Optimal Image Compression through Deep Learning Architecture
Krish Siddhiwala • May 2025
Visual overview of the compression and reconstruction output.
Overview
This research presents a lightweight deep learning model for image compression, designed
specifically for deployment in resource-constrained environments like mobile devices,
drones, and IoT systems. The proposed architecture integrates Convolutional Autoencoders
(CAEs), Residual Blocks (ResBlocks), and Generative Adversarial Networks (GANs) to
balance compression efficiency and perceptual quality. The model's components are
evaluated through an ablation study and benchmarked using standard metrics such as
Compression Ratio (CR), Peak Signal-to-Noise Ratio (PSNR), and Structural Similarity
Index Measure (SSIM). Overall, the results show that this compact model achieves
effective compression while maintaining visual fidelity, making it suitable for
edge-based real-world applications.
Architecture Overview
Diagram of the complete model architecture.
The model is a CAE trained within an adversarial framework using a PatchGAN discriminator.
The complete system consists of three main components: an encoder (Enc.), a decoder (Dec.),
and a discriminator (Disc). The encoder and decoder together form the generator, which aims
to form the reconstructed image. The discriminator promotes perceptual quality by
distinguishing real from fake reconstructions at the patch level. The diagram highlights how
input images are compressed, reconstructed, and evaluated across stages using adversarial
and perceptual feedback.
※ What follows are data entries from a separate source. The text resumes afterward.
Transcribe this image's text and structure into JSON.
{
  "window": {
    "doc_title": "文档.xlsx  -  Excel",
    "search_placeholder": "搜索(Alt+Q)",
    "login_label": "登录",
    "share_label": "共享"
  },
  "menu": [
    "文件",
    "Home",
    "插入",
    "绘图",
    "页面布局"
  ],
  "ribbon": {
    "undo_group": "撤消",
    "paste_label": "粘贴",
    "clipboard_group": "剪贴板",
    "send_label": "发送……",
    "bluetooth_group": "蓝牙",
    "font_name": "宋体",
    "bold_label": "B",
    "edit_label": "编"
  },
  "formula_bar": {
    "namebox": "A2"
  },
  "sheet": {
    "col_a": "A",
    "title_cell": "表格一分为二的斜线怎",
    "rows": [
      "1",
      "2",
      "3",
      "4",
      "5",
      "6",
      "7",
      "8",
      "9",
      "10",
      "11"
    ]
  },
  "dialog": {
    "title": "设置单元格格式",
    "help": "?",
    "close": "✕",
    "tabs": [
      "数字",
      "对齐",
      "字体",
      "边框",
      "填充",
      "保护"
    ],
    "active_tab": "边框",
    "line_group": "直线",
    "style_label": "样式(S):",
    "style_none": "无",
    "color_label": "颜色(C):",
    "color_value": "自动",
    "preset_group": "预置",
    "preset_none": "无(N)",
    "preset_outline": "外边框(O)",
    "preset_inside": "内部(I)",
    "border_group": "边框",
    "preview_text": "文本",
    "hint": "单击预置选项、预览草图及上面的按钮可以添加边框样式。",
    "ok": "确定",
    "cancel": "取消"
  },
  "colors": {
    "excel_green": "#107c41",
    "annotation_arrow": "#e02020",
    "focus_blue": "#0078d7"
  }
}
This architecture allows the model to maintain spatial detail and
perceptual quality in reconstructions while remaining efficient and deployable for edge
applications.
Loss Functions
Training is driven by a hybrid loss function combining:
\( \mathcal{L}_G = \mathcal{L}_{L1} + \lambda_{LPIPS} \cdot \mathcal{L}_{LPIPS} + \lambda_{GAN} \cdot w \cdot \mathcal{L}_{GAN} \)
The discriminator is trained using hinge loss for greater stability:
\( L_D = \mathbb{E}[\max(0, 1 - D(x))] + \mathbb{E}[\max(0, 1 + D(\hat{x}))] \)
Results
Final Reconstruction Results of Model.
Qualitative results of full model reconstructions. Qualitative output of the full model. Each image shows the result of compression
and reconstruction through the model architecture. The reconstructions retain
global structure and local detail, demonstrating effective balance between compression
and fidelity.
Metrics
PSNR tracked during training of the three models. Shows gradual improvement in
pixel-level similarity between input and reconstructed images over training steps.
SSIM over training steps for the three models. Reflects improved perceptual
similarity between the input and reconstruction.
Ablation Study
This includes evaluations of 3 model configurations.
- CAE
- CAE + Residual Blocks [CRB]
- CAE + Residual Blocks + PatchGAN + Perceptual Loss [GCRB]
Ablation study presenting reconstruction results for three configurations: CAE, CRB, and GCRB.
The CAE model produces blurry reconstructions with noticeable checkerboard artifacts, especially in areas with rich textures. The CRB configuration enhances edge sharpness, improves pixel-level accuracy, and reduces artifacting. However, it still falls short in capturing fine details and textures, such as eye color, whiskers, and variations in fur. The GCRB model demonstrates further improvements, offering better preservation of detail and a more realistic overall appearance.